La 11e BP, « faite d’unités cultivant agilité et capacité d’autonomie tactique, est capable d’opposer à l’hyper létalité des drones et de l’artillerie sa mobilité et sa capacité à s’adapter », a fait valoir le CEMAT. « Celles-ci sont des sources de fulgurance, de nature à dépasser le blocage tactique de la prévalence du feu que la guerre en Ukraine illustre aujourd’hui », a-t-il ajouté.
En outre, « l’esprit para », qui se caractérise par « la souplesse » et la « trempe », pour reprendre les mots du général Marcel Bigeard, illustre « parfaitement les qualités nécessaires à la mise en œuvre du commandement par l’intention », a poursuivi le CEMAT. »
« Pour être aux résultats, il convient de laisser toute leur place aux subordonnés et à leur esprit d’initiative. Alors que la transparence s’impose sur le champ de bataille et que la tendance est à la centralisation de la décision, le commandement par l’intention apparaît comme un moyen concret d’entretenir la liberté d’action nécessaire à la victoire », a-t-il expliqué.
Le général Schill n’est pas le seul à considérer que les troupes aéroportées ne sont pas « désuètes » : en témoigne l’exercice aéroporté Saber Junction, dont le coup d’envoi a été donné à Eglsee [Allemagne], sous l’égide de l’US Army, le 4 septembre. Celui-ci mobilise 4500 parachutistes venus de 11 pays membres de l’Otan.
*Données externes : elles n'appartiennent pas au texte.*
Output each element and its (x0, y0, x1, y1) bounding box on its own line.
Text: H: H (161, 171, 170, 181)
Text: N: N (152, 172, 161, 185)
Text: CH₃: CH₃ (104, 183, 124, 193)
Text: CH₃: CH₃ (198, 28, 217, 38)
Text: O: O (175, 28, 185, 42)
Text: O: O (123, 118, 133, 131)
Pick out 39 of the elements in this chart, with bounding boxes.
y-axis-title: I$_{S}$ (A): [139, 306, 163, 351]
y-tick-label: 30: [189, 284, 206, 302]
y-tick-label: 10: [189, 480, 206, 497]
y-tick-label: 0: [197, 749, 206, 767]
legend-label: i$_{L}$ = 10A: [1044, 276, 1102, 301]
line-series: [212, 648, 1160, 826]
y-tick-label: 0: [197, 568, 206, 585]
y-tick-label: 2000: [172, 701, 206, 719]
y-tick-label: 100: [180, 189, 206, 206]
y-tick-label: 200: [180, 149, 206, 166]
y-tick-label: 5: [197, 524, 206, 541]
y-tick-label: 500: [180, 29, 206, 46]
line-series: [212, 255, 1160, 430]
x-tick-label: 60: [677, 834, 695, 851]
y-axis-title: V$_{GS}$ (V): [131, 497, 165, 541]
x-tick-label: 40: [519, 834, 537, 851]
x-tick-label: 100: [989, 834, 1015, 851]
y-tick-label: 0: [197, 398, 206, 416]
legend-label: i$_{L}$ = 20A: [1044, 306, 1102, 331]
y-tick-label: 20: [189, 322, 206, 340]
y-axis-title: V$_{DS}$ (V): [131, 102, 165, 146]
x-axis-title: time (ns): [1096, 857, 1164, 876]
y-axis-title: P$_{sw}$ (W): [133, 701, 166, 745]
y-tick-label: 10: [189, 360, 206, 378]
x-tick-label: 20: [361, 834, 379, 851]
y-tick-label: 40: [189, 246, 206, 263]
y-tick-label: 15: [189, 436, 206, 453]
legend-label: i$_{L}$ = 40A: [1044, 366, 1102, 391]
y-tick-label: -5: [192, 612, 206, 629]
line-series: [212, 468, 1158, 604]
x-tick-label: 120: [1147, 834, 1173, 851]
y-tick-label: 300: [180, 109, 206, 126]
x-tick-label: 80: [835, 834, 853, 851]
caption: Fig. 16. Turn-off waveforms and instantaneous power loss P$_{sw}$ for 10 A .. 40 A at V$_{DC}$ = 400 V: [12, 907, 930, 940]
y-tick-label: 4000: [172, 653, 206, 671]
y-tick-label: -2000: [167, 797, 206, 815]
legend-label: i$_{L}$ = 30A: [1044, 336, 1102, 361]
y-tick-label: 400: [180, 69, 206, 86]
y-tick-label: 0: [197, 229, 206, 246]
« Les opérations de combat à grande échelle sont quelque chose que nous devons constamment pratiquer, nous devons rester au courant de tous les changements qui se produisent », a expliqué le général américain Steve Carpenter, le chef du 7th Army Training Command. « Nous devons nous adapter à ce qui se passe en Ukraine et nous entraîner […] afin que tout adversaire de l’Otan […] pense qu’il est absolument impensable de déclencher une guerre contre les États-Unis ou leurs alliés et partenaires », a-t-il conclu.